An ECN cares about this because it's more profitable to get the order executed by flash trading than if the ECN has to go outside its network. That's because of the "maker-taker" incentive system that rewards customers who make liquidity and requires those customers to pay to take liquidity.
If a flash trader is willing to execute the transaction, the customer's broker is considered a market maker because it "makes" liquidity giving a better price for the customer's shares while the ECN receives 0.25 cents once the transaction is executed. If the customer's broker accepts an order from the ECN, it's a liquidity "taker," so it pays the ECN 0.33 cents, which in turn pays 0.25 cents to whichever broker executed the trade. And if the trade is routed away to the market, the customer's broker pays higher fees.
We're almost at the part where all this connects back to what caused the flash crash. According to Donefer, only about 2% to 3% of stock-trading volume is from flash traders, and between 60% and 70% is conducted by high-frequency traders. HFTs break up a block order, say, to sell a million shares of IBM, into smaller pieces in order not to alert the market to the need for a big sale.
When the HFT Book Becomes Unbalanced, Liquidity Dries Up
HFTs are supposedly trying to make a tiny profit, say a penny, on the spread between the bid and ask price of the trades they help execute. In order for them to cover their massive computing expenses, the HFTs need to conduct huge volumes of trading so that they can make a profit.

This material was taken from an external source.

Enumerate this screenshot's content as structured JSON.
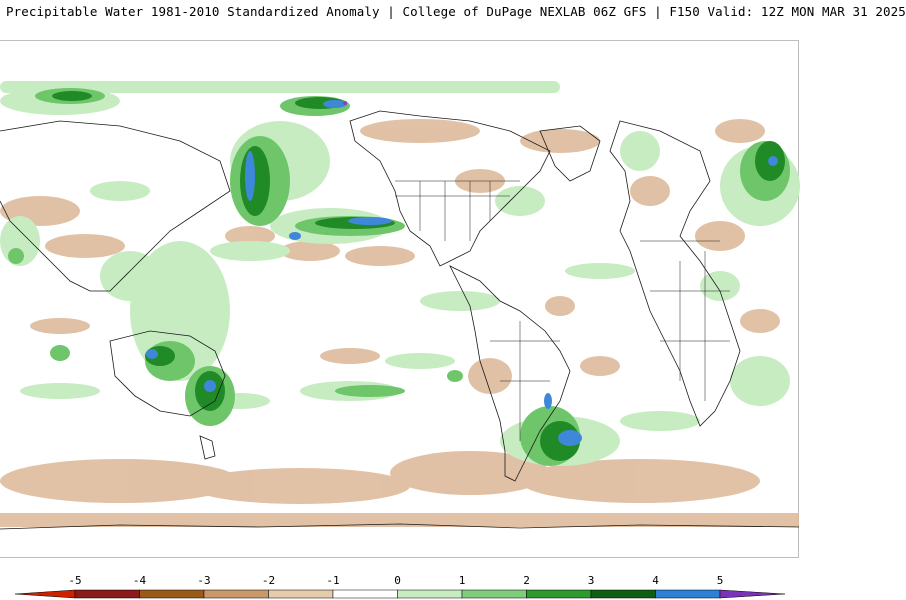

But these high-frequency traders also try to keep what is known as a balanced book. This means that the number of buy transactions must always equal the number of sells. And should the book become unbalanced, depending on the amount of capital that an HFT is willing to risk, the HFT will stop trading.
And that appears to be the leading explanation for what caused the flash crash. All this so-called liquidity, which generally makes it possible for buyers and sellers to meet, suddenly disappeared because the high-frequency traders' books became too imbalanced. So the HFTs stopped trading, the liquidity dried up and the market plunged.
HFTs and Hedge Funds Turn Markets Hyper-Volatile to Boost Their Fees
This will continue to be a huge problem according to another expert I interviewed, Paul Wilmott, an Oxford University graduate with a DPhil in Mathematics (whose accent reminds me of John Lennon). Wilmott, who is one the world's top experts on derivatives, suggests that finance has become the tail that wags the economic dog.
Wilmott thinks HFTs and hedge funds are deliberately trying to make trading more volatile and difficult for the average investor so they can make more money. They accomplish this by using trading algorithms that lead to what Wilmott calls positive feedback loops, wherein all traders pursue similar strategies, which causes the market to move up and down more dramatically.
Since HFTs and hedge funds effectively control the market, he believes, they're able to earn 20% annual returns while creating tremendous volatility. This causes more institutional funds to flow to the HFTs and hedge funds that can earn such high returns -- something that those outside their club cannot accomplish.
The Worst Is Yet to Come
The result is that the stock market is no longer a place to raise capital in order to build businesses and employ people. Instead, it's a casino where the high rollers become wealthier at the expense of everyone else.
Wilmott is an expert on collateralized debt obligations, which contributed so heavily to the 2008 financial crisis. In his view, CDOs were safer than high-frequency trades because at least ratings agencies spent some time looking at the collateral (although in a shoddy fashion).
HFTs, in contrast, are able to act without regulatory scrutiny. If you thought May 6 was bad -- just wait.